4. Yûsuf u Züleyhâ: Gubârî bu eseri, İranlı şair Molla Câmî ile Türk şairlerinden Hamdullah Hamdî’nin aynı adı taşıyan eserlerine nazire olarak yazmıştır. Şair, bu müelliflerin konuyu geniş tutup onu esas mahiyetinden uzaklaştırdıklarını, kendisinin ise eserini Kur’an’daki Yûsuf Sûresi’ne sadık kalarak yazdığını bildirir. Türkçe olan bu mesneviyi 974/1567’de Mekke’de tamamlayarak II. Selim’e ithaf etmiştir. 2106 beyitten müteşekkil olan eserin eksiksiz ve tam nüshası Milli Kütüphane A 8527’de kayıtlıdır. Eser yüksek lisans tezi olarak çalışılmıştır (Aktaş 2006).

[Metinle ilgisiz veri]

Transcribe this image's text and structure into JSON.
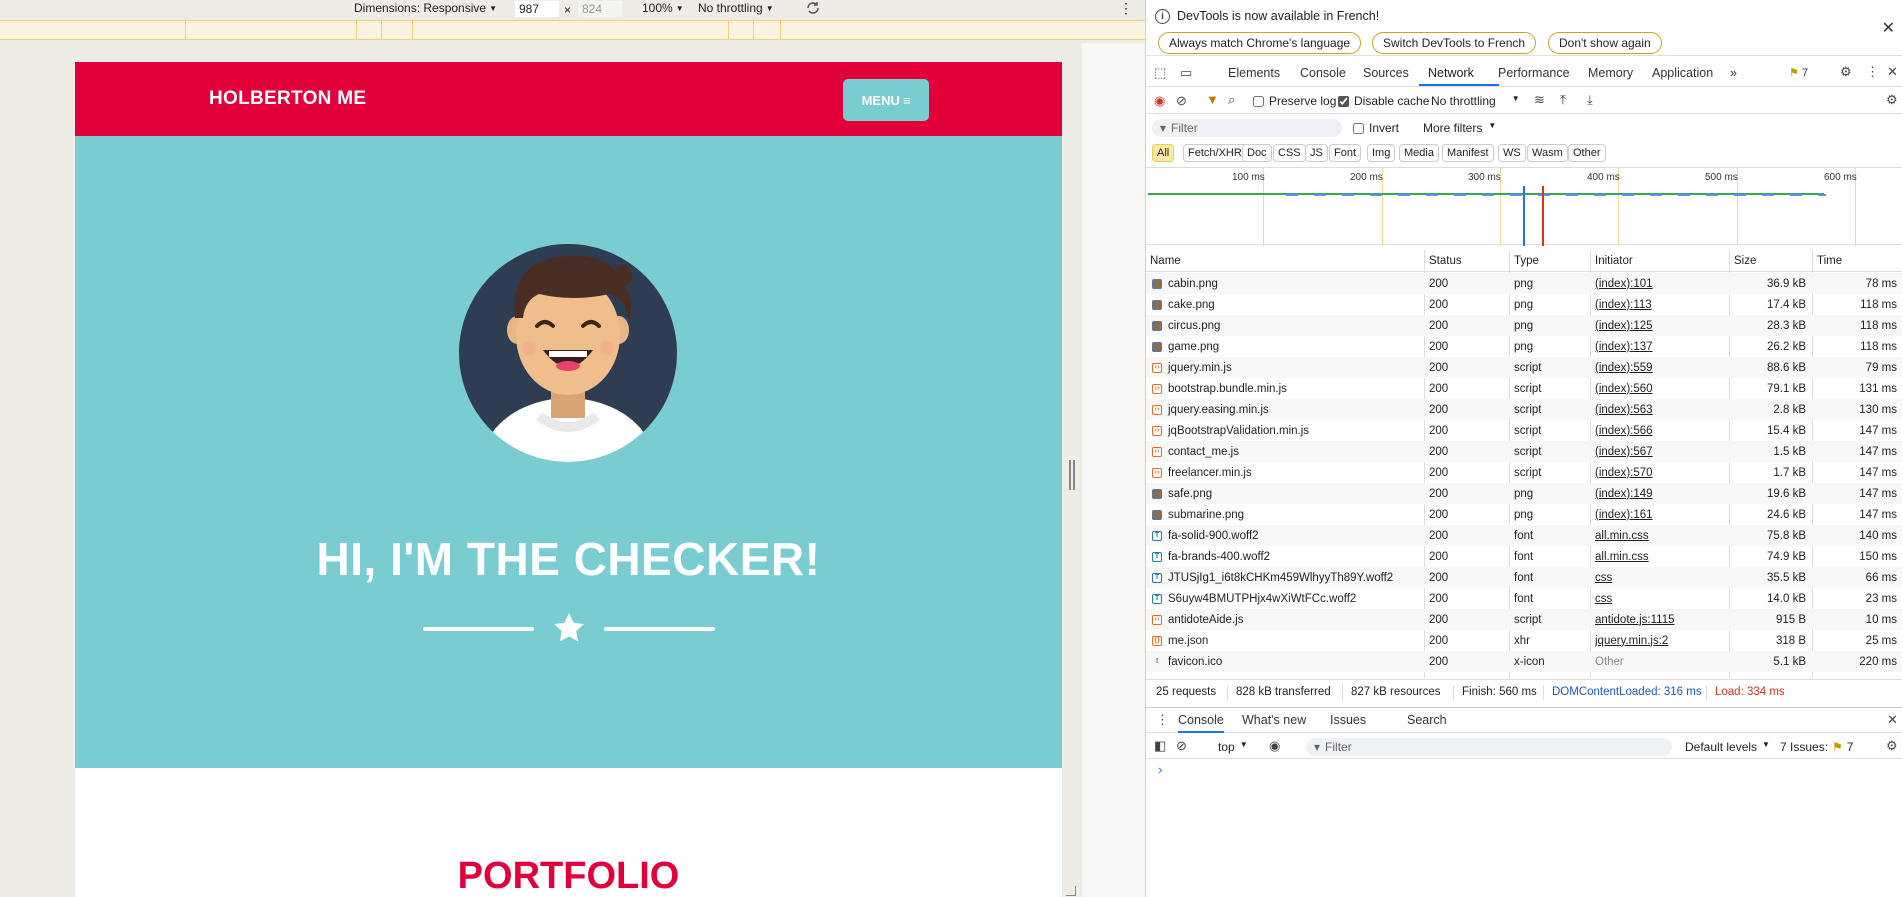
{
  "emulation_toolbar": {
    "dimensions_label": "Dimensions: Responsive",
    "width_value": "987",
    "times": "×",
    "height_value": "824",
    "zoom": "100%",
    "throttling": "No throttling"
  },
  "site": {
    "brand": "HOLBERTON ME",
    "menu_label": "MENU",
    "hero_title": "HI, I'M THE CHECKER!",
    "portfolio_title": "PORTFOLIO",
    "colors": {
      "primary": "#e2003b",
      "hero": "#79ccd0"
    }
  },
  "devtools": {
    "infobar": {
      "message": "DevTools is now available in French!",
      "btn_match": "Always match Chrome's language",
      "btn_switch": "Switch DevTools to French",
      "btn_dismiss": "Don't show again"
    },
    "tabs": [
      "Elements",
      "Console",
      "Sources",
      "Network",
      "Performance",
      "Memory",
      "Application"
    ],
    "issues_count": "7",
    "network_toolbar": {
      "preserve_log": "Preserve log",
      "disable_cache": "Disable cache",
      "throttling": "No throttling"
    },
    "filter": {
      "placeholder": "Filter",
      "invert": "Invert",
      "more_filters": "More filters"
    },
    "type_filters": [
      "All",
      "Fetch/XHR",
      "Doc",
      "CSS",
      "JS",
      "Font",
      "Img",
      "Media",
      "Manifest",
      "WS",
      "Wasm",
      "Other"
    ],
    "overview_ticks": [
      "100 ms",
      "200 ms",
      "300 ms",
      "400 ms",
      "500 ms",
      "600 ms"
    ],
    "columns": [
      "Name",
      "Status",
      "Type",
      "Initiator",
      "Size",
      "Time"
    ],
    "rows": [
      {
        "icon": "png",
        "name": "cabin.png",
        "status": "200",
        "type": "png",
        "initiator": "(index):101",
        "size": "36.9 kB",
        "time": "78 ms"
      },
      {
        "icon": "png",
        "name": "cake.png",
        "status": "200",
        "type": "png",
        "initiator": "(index):113",
        "size": "17.4 kB",
        "time": "118 ms"
      },
      {
        "icon": "png",
        "name": "circus.png",
        "status": "200",
        "type": "png",
        "initiator": "(index):125",
        "size": "28.3 kB",
        "time": "118 ms"
      },
      {
        "icon": "png",
        "name": "game.png",
        "status": "200",
        "type": "png",
        "initiator": "(index):137",
        "size": "26.2 kB",
        "time": "118 ms"
      },
      {
        "icon": "script",
        "name": "jquery.min.js",
        "status": "200",
        "type": "script",
        "initiator": "(index):559",
        "size": "88.6 kB",
        "time": "79 ms"
      },
      {
        "icon": "script",
        "name": "bootstrap.bundle.min.js",
        "status": "200",
        "type": "script",
        "initiator": "(index):560",
        "size": "79.1 kB",
        "time": "131 ms"
      },
      {
        "icon": "script",
        "name": "jquery.easing.min.js",
        "status": "200",
        "type": "script",
        "initiator": "(index):563",
        "size": "2.8 kB",
        "time": "130 ms"
      },
      {
        "icon": "script",
        "name": "jqBootstrapValidation.min.js",
        "status": "200",
        "type": "script",
        "initiator": "(index):566",
        "size": "15.4 kB",
        "time": "147 ms"
      },
      {
        "icon": "script",
        "name": "contact_me.js",
        "status": "200",
        "type": "script",
        "initiator": "(index):567",
        "size": "1.5 kB",
        "time": "147 ms"
      },
      {
        "icon": "script",
        "name": "freelancer.min.js",
        "status": "200",
        "type": "script",
        "initiator": "(index):570",
        "size": "1.7 kB",
        "time": "147 ms"
      },
      {
        "icon": "png",
        "name": "safe.png",
        "status": "200",
        "type": "png",
        "initiator": "(index):149",
        "size": "19.6 kB",
        "time": "147 ms"
      },
      {
        "icon": "png",
        "name": "submarine.png",
        "status": "200",
        "type": "png",
        "initiator": "(index):161",
        "size": "24.6 kB",
        "time": "147 ms"
      },
      {
        "icon": "font",
        "name": "fa-solid-900.woff2",
        "status": "200",
        "type": "font",
        "initiator": "all.min.css",
        "size": "75.8 kB",
        "time": "140 ms"
      },
      {
        "icon": "font",
        "name": "fa-brands-400.woff2",
        "status": "200",
        "type": "font",
        "initiator": "all.min.css",
        "size": "74.9 kB",
        "time": "150 ms"
      },
      {
        "icon": "font",
        "name": "JTUSjIg1_i6t8kCHKm459WlhyyTh89Y.woff2",
        "status": "200",
        "type": "font",
        "initiator": "css",
        "size": "35.5 kB",
        "time": "66 ms"
      },
      {
        "icon": "font",
        "name": "S6uyw4BMUTPHjx4wXiWtFCc.woff2",
        "status": "200",
        "type": "font",
        "initiator": "css",
        "size": "14.0 kB",
        "time": "23 ms"
      },
      {
        "icon": "script",
        "name": "antidoteAide.js",
        "status": "200",
        "type": "script",
        "initiator": "antidote.js:1115",
        "size": "915 B",
        "time": "10 ms"
      },
      {
        "icon": "xhr",
        "name": "me.json",
        "status": "200",
        "type": "xhr",
        "initiator": "jquery.min.js:2",
        "size": "318 B",
        "time": "25 ms"
      },
      {
        "icon": "ico",
        "name": "favicon.ico",
        "status": "200",
        "type": "x-icon",
        "initiator": "Other",
        "size": "5.1 kB",
        "time": "220 ms"
      }
    ],
    "summary": {
      "requests": "25 requests",
      "transferred": "828 kB transferred",
      "resources": "827 kB resources",
      "finish": "Finish: 560 ms",
      "dom_content_loaded": "DOMContentLoaded: 316 ms",
      "load": "Load: 334 ms"
    },
    "drawer_tabs": [
      "Console",
      "What's new",
      "Issues",
      "Search"
    ],
    "console_toolbar": {
      "context": "top",
      "filter_placeholder": "Filter",
      "levels": "Default levels",
      "issues": "7 Issues:",
      "issues_count": "7"
    },
    "console_prompt": "›"
  }
}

5. Menâsık-ı Hac: Manzum olan eser mesnevi nazım şekliyle yazılmıştır. 1090/1679 yılında istinsah edilen bir nüshası Topkapı Sarayı Müzesi Kütüphanesi Hazine, nr. 146’da kayıtlıdır. Eser üzerinde bir yüksek lisans çalışması yapılmış ve bu çalışmada eser günümüz alfabesine aktarılarak şekil ve muhteva özellikleri üzerinde durulmuştur (Gül 2006).
6. Mesâhat-nâme: Mekke’deki bazı eserlerin inşa tarihi ve bunların mimari ölçüleri hakkında yazılmış bir risaledir. Menâsık-ı Hac’ın kayıtlı olduğu yazmanın 23a-38a varakları arasında yer alan bu eserin ayrıca Süleymaniye Kütüphanesi Ayasofya, nr. 3989’da da bir nüshası bulunmaktadır.
Ali Alparslan, Bursalı Mehmed Tâhir’in Gubâri’ye ait olduğunu belirttiği ve 996/1588’de tamamlanıp III. Murad’a ithaf edilen Tercüme-i Târîh-i Cennâbî adlı eser ile 907/1501 yılında yazılan ve Gubâri’ye ait olduğu iddia edilen Gazavât-ı Midilli adlı eserin ona ait olmasının mümkün olmadığını söyler (1996: 169).
Ayrıca Latîfî, tezkiresinde Gubârî’nin biri Türkçe diğeri Farsça iki mükemmel divanının olduğunu söyler. Kaf-zâde Fâ’izî de Gubârî’nin mükemmel divanını gördüğünü söyleyerek bu divandan şairin şiirlerine çeşitli örnekler vermiştir. Ancak hem Latîfî hem de Kaf-zâde Fâ’izî’nin bahsettiği bu divanlar, şimdilik elde değildir.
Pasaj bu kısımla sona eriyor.